AMR is increasingly surpassing many other infectious diseases in global health importance. Recent estimates suggest that the burden associated with AMR rivals or exceeds that of tuberculosis, HIV/AIDS, and malaria combined. Yet responses often remain fragmented, with investments concentrated heavily in technical domains while community and social dimensions receive comparatively little attention. Focusing on one component while neglecting others is unlikely to produce sustainable outcomes. Surveillance without community trust, stewardship without healthcare access, or regulation without implementation capacity will have limited impact. AMR must therefore be addressed as both a biomedical and societal challenge5. An effective AMR response requires integration across disciplines, sectors, and levels of society. Laboratories, clinicians, epidemiologists, veterinarians, policymakers, behavioral scientists, educators, and communities must all be viewed as equally important actors within the AMR ecosystem.

Conclusion

AMR cannot be controlled through biomedical interventions alone. The drivers of antimicrobial use and resistance are deeply embedded within social structures, economic realities, governance systems, and lived community experiences. An intersectionality lens provides a critical framework for understanding how overlapping vulnerabilities shape AMR risks and outcomes, particularly in LMICs. Social scientists are therefore not peripheral contributors to AMR control—they are essential partners in designing effective, equitable, and sustainable responses. Their expertise is vital for improving community engagement, strengthening communication strategies, understanding structural determinants, and ensuring that AMR interventions are grounded in local realities.

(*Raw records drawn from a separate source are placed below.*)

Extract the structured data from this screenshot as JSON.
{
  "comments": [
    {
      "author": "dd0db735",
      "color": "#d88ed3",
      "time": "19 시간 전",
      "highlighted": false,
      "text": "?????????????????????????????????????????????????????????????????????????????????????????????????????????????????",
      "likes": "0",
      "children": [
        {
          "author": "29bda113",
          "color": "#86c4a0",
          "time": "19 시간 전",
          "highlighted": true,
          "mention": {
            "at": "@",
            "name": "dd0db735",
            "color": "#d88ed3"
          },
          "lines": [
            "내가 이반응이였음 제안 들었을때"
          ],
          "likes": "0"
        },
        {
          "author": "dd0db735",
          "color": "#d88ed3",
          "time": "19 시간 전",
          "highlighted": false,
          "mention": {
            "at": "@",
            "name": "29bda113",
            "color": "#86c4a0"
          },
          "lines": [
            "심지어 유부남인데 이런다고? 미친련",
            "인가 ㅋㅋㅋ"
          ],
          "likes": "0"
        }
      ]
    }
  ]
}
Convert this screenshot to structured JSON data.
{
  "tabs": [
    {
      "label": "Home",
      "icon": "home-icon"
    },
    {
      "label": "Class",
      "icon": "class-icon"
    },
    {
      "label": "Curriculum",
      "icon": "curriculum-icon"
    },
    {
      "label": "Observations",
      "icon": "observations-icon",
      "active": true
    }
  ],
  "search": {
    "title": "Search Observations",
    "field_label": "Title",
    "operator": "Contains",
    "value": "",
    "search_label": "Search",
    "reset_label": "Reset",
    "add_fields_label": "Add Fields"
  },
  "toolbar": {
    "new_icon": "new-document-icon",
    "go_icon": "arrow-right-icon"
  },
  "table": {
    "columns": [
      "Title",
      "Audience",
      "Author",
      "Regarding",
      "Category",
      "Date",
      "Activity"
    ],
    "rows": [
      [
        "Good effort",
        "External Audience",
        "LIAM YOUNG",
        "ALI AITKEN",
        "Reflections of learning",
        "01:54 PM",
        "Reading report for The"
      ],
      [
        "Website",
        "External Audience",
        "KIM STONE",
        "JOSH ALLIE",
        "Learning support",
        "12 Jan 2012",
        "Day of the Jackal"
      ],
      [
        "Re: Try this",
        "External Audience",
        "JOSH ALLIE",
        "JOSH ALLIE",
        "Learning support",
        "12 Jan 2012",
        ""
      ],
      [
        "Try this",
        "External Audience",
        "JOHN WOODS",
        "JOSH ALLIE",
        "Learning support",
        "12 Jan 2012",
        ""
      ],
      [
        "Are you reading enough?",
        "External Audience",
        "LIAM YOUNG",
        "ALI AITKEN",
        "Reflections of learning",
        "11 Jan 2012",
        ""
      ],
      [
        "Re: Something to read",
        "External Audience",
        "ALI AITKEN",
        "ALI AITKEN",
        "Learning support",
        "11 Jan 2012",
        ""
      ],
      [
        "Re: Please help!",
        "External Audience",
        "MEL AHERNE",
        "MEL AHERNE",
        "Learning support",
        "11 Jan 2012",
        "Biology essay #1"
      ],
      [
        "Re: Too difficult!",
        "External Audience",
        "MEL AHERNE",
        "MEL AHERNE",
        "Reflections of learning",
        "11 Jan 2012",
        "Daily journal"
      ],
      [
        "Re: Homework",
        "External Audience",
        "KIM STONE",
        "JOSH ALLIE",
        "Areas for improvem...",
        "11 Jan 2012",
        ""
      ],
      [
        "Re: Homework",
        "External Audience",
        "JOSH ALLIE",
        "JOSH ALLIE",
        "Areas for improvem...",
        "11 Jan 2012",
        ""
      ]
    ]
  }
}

Moving forward, AMR policies, funding mechanisms, surveillance systems, and research agendas must meaningfully integrate social science perspectives alongside biomedical expertise. Without such integration, global AMR efforts risk remaining technically strong but socially disconnected. Sustainable AMR control will depend not only on understanding microbes but on understanding people, systems, and the inequities that shape antimicrobial use worldwide.